Ambassadors discuss US-China relations, Hong Kong protests


Tensions were high in the Annenberg School for Communication auditorium as Clayton Dube of USC’s U.S.-China Institute sat down with Ambassador Jeffrey Bader and Consul General of the People’s Republic of China in Los Angeles Zhang Ping for a discussion on United States-China relations Tuesday. 

The discussion was held just hours after the U.S. Senate approved the Hong Kong Human Rights and Democracy Act, legislation dedicated to supporting protesters in Hong Kong fighting for democracy. 

Zhang, the former Chinese ambassador to Fiji, opened the conversation with a statement on China’s development since the beginning of U.S.-China relations in the 1970s. Zhang said China is “going through profound changes unseen in a century,” in reference to the recent technological boom as well as the protests happening in Hong Kong. 

“China-U.S. relations are also going through some profound changes,” Zhang said. “Some people perceived [China’s development] as a threat to the U.S. supremacy, so they are trying to depict China as a major adversary.” 

Bader, the founding director of the John L. Thornton China Center at the Brookings Institution, outlined what he believes has changed between China and the U.S. over the last few decades, criticizing the current state of the trajectory of the country’s economic reform. 

“Since 1978 when Deng Xiaoping presided over the … Chinese Communist Party, China has been committed to restructuring its economy away from the Maoist, state-centered model towards a market-driven model,” Bader said. “There was, for some period after that, sort of a drift in economic restructuring and reform in China under subsequent leadership.

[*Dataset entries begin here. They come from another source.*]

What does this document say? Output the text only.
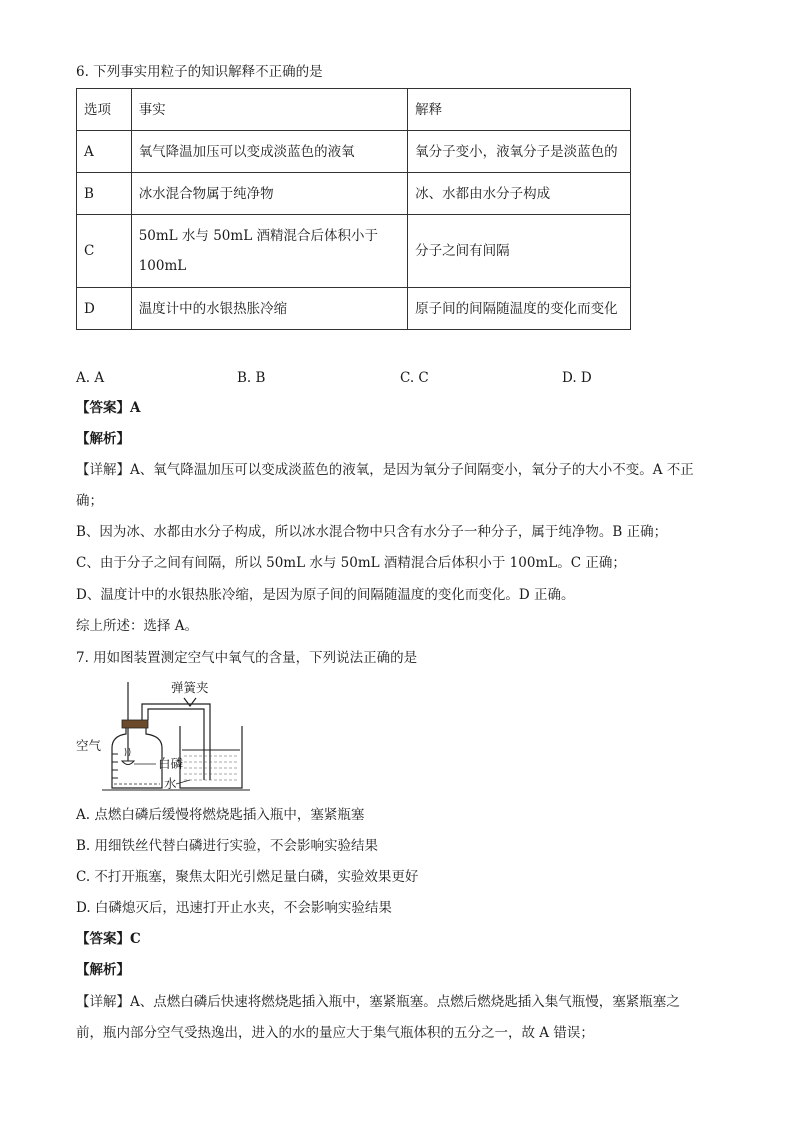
6. 下列事实用粒子的知识解释不正确的是
选项	事实	解释
A	氧气降温加压可以变成淡蓝色的液氧	氧分子变小，液氧分子是淡蓝色的
B	冰水混合物属于纯净物	冰、水都由水分子构成
C	50mL 水与 50mL 酒精混合后体积小于
100mL	分子之间有间隔
D	温度计中的水银热胀冷缩	原子间的间隔随温度的变化而变化
A. A	B. B	C. C	D. D
【答案】A
【解析】
【详解】A、氧气降温加压可以变成淡蓝色的液氧，是因为氧分子间隔变小，氧分子的大小不变。A 不正
确；
B、因为冰、水都由水分子构成，所以冰水混合物中只含有水分子一种分子，属于纯净物。B 正确；
C、由于分子之间有间隔，所以 50mL 水与 50mL 酒精混合后体积小于 100mL。C 正确；
D、温度计中的水银热胀冷缩，是因为原子间的间隔随温度的变化而变化。D 正确。
综上所述：选择 A。
7. 用如图装置测定空气中氧气的含量，下列说法正确的是
弹簧夹
空气
白磷
水
A. 点燃白磷后缓慢将燃烧匙插入瓶中，塞紧瓶塞
B. 用细铁丝代替白磷进行实验，不会影响实验结果
C. 不打开瓶塞，聚焦太阳光引燃足量白磷，实验效果更好
D. 白磷熄灭后，迅速打开止水夹，不会影响实验结果
【答案】C
【解析】
【详解】A、点燃白磷后快速将燃烧匙插入瓶中，塞紧瓶塞。点燃后燃烧匙插入集气瓶慢，塞紧瓶塞之
前，瓶内部分空气受热逸出，进入的水的量应大于集气瓶体积的五分之一，故 A 错误；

In the last five or six years, it’s the consensus of most Western observers that there has been backsliding. The drive towards economic restructuring and reform and market-based change has been substituted for by an emphasis on civility and party control.”

In a later response to both Bader and the moderator, Zhang rebutted claims that economic reform in China has halted.

“China is a very big country. As we said, it’s pretty easy when you start reform because there are lots of things that can be changed easily,” Zhang said. “After certain years, what’s left? what we called hard blows, which are difficult because that kind of reform needs to be studied carefully in order to minimize the negative impact on the people … I don’t think the reform process has been slowed down.” 

As the hour wound down with a discussion on trade and economic ties between the two countries, the unease in the room did not. Dube discussed the state of human rights in China, directly referencing the government’s detention centers in Shanghai, prompting Zhang to criticize American coverage of Chinese affairs.

“The pressure on China is very much, I’ll say influenced by the Western media reports on China, which in most cases we think is pretty biased, or intentionally biased,” Zhang said. “I think they try to portray it as an issue of human rights. That kind of media influence has played a role in the perception of China. That’s why I think we need to present China in a very objective way.” 

Some students in the audience scoffed at Zhang’s response. Some got up and left the auditorium. Of the students who stayed were seniors Shichen Liu and Siyi Zhang, two public policy graduate students from China. They both criticized Zhang’s tendency to be out of touch with the people of China. 

“[He] has a tendency to… represent the officials,” Liu said. “He said a lot of official words and didn’t say a lot from his own perspective. He was there to represent the government.” 

“We want to hear something different from the Chinese side, like not what the Chinese media will say,” Zhang said. “Maybe something from his own interpretation and experience.”